Orbital Distance (a=AUs) | Orbital Period (P=years) | Orbital Eccentricity (e) | Orbital Inclination (i=degrees) | Mass (Solar) | Diameter (Solar) | Density (Earths) | Surface Gravity (Earths) | Metallicity (Solar) | |
AB Mass Center | 0.0 | ... | ... | ... | ... | ... | ... | ... | ... |
---|---|---|---|---|---|---|---|---|---|
Struve 2398 A | 23.8 | 408 | 0.53 | 66.0 | 0.34-0.35 | 0.34 | ... | ... | 0.45-0.49 |
Inner H.Z. Edge A | 0.123 | 0.073 | 0 | 66.0 | ... | ... | ... | ... | ... |
Outer H.Z. Edge A | 0.240 | 0.199 | 0 | 66.0 | ... | ... | ... | ... | ... |
Struve 2398 B | 32.0 | 408 | 0.53 | 66.0 | 0.26-0.27 | 0.27 | ... | ... | 0.42-0.45 |
Inner H.Z. Edge B | 0.091 | 0.054 | 0 | 66.0 | ... | ... | ... | ... | ... |
Outer H.Z. Edge B | 0.146 | 0.054 | 0 | 66.0 | ... | ... | ... | ... | ... |
NOTE: This animation attempts to relate the possible orbits of Struve 2398 AB (and their tiny habitable zones) to their common center of mass. To enlarge the display, the orbits have been arbitrarily rotated by 45 degrees. Although the initial display shows the system's actual orbital tilt (at an inclination of 66.0°) from the visual perspective of an observer on Earth, the orbital inclination of any planet that may be discovered someday around either star would likely be different from those of the habitable zone orbits depicted here.

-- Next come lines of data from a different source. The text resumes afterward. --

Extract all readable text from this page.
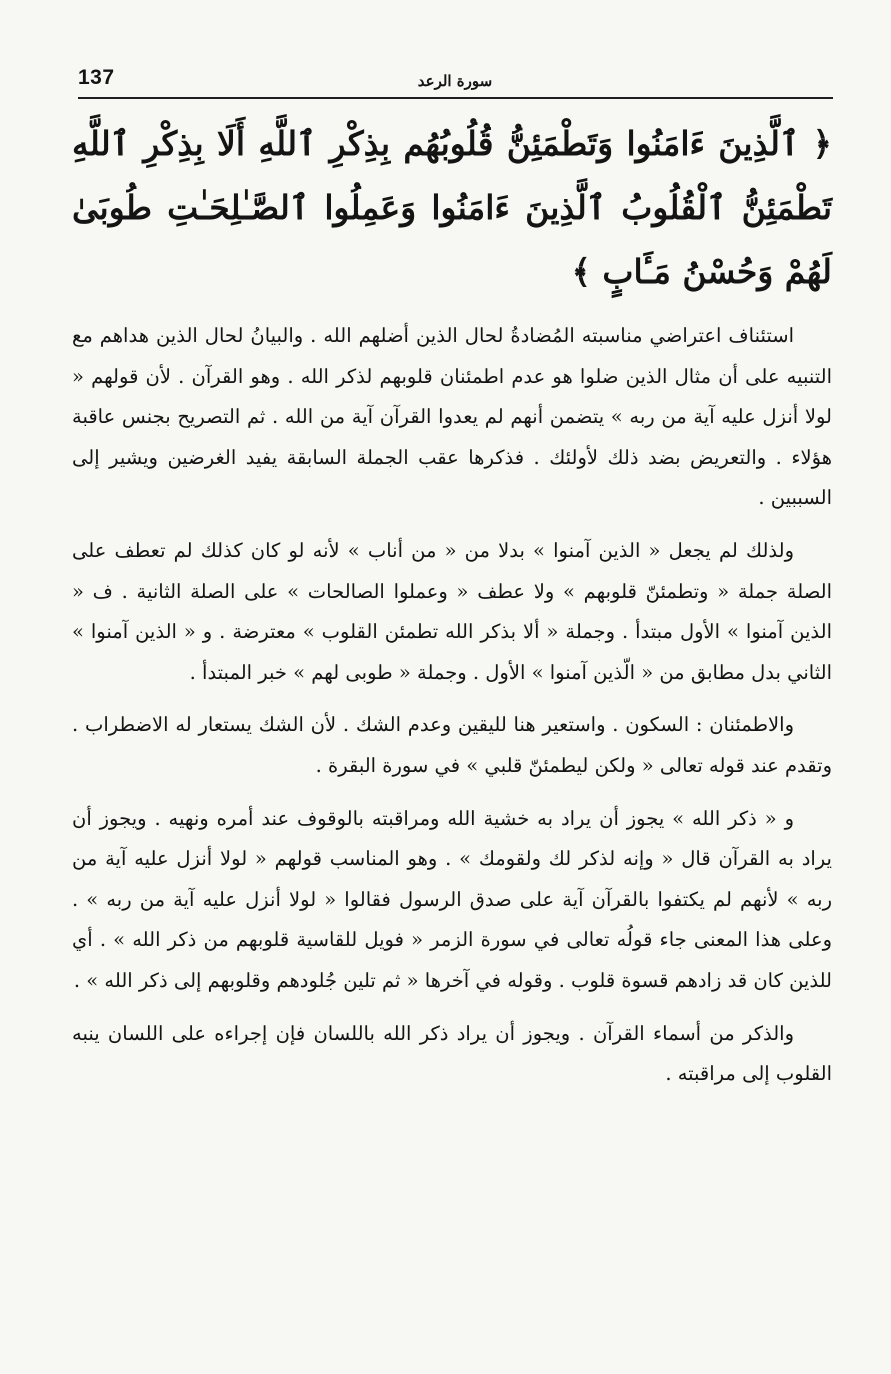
137	سورة الرعد

﴿ ٱلَّذِينَ ءَامَنُوا وَتَطْمَئِنُّ قُلُوبُهُم بِذِكْرِ ٱللَّهِ أَلَا بِذِكْرِ ٱللَّهِ تَطْمَئِنُّ ٱلْقُلُوبُ ٱلَّذِينَ ءَامَنُوا وَعَمِلُوا ٱلصَّـٰلِحَـٰتِ طُوبَىٰ لَهُمْ وَحُسْنُ مَـَٔابٍ ﴾

استئناف اعتراضي مناسبته المُضادةُ لحال الذين أضلهم الله . والبيانُ لحال الذين هداهم مع التنبيه على أن مثال الذين ضلوا هو عدم اطمئنان قلوبهم لذكر الله . وهو القرآن . لأن قولهم « لولا أنزل عليه آية من ربه » يتضمن أنهم لم يعدوا القرآن آية من الله . ثم التصريح بجنس عاقبة هؤلاء . والتعريض بضد ذلك لأولئك . فذكرها عقب الجملة السابقة يفيد الغرضين ويشير إلى السببين .

ولذلك لم يجعل « الذين آمنوا » بدلا من « من أناب » لأنه لو كان كذلك لم تعطف على الصلة جملة « وتطمئنّ قلوبهم » ولا عطف « وعملوا الصالحات » على الصلة الثانية . ف « الذين آمنوا » الأول مبتدأ . وجملة « ألا بذكر الله تطمئن القلوب » معترضة . و « الذين آمنوا » الثاني بدل مطابق من « الّذين آمنوا » الأول . وجملة « طوبى لهم » خبر المبتدأ .

والاطمئنان : السكون . واستعير هنا لليقين وعدم الشك . لأن الشك يستعار له الاضطراب . وتقدم عند قوله تعالى « ولكن ليطمئنّ قلبي » في سورة البقرة .

و « ذكر الله » يجوز أن يراد به خشية الله ومراقبته بالوقوف عند أمره ونهيه . ويجوز أن يراد به القرآن قال « وإنه لذكر لك ولقومك » . وهو المناسب قولهم « لولا أنزل عليه آية من ربه » لأنهم لم يكتفوا بالقرآن آية على صدق الرسول فقالوا « لولا أنزل عليه آية من ربه » . وعلى هذا المعنى جاء قولُه تعالى في سورة الزمر « فويل للقاسية قلوبهم من ذكر الله » . أي للذين كان قد زادهم قسوة قلوب . وقوله في آخرها « ثم تلين جُلودهم وقلوبهم إلى ذكر الله » .

والذكر من أسماء القرآن . ويجوز أن يراد ذكر الله باللسان فإن إجراءه على اللسان ينبه القلوب إلى مراقبته .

Although the star and its stellar companion B are known to have an eccentric orbit, the specific orbital elements may still be uncertain. In 1958, Wilhelm F. Rabe (1893-1958) derived a period of 346 years with an average distance of 42 AUs (based on updated parallax) and an eccentricity of 0.55, so that the stars swing between 19.0 and 65.3 AUs apart. Using photographic plates from 1918 to 1987, however, (Wulff D. Heintz, 1987) subsequently calculated a period of 408 years with an eccentricity of 0.53, and an average distance of 56 AUs where the pair swings between 26 and 86 AUs apart.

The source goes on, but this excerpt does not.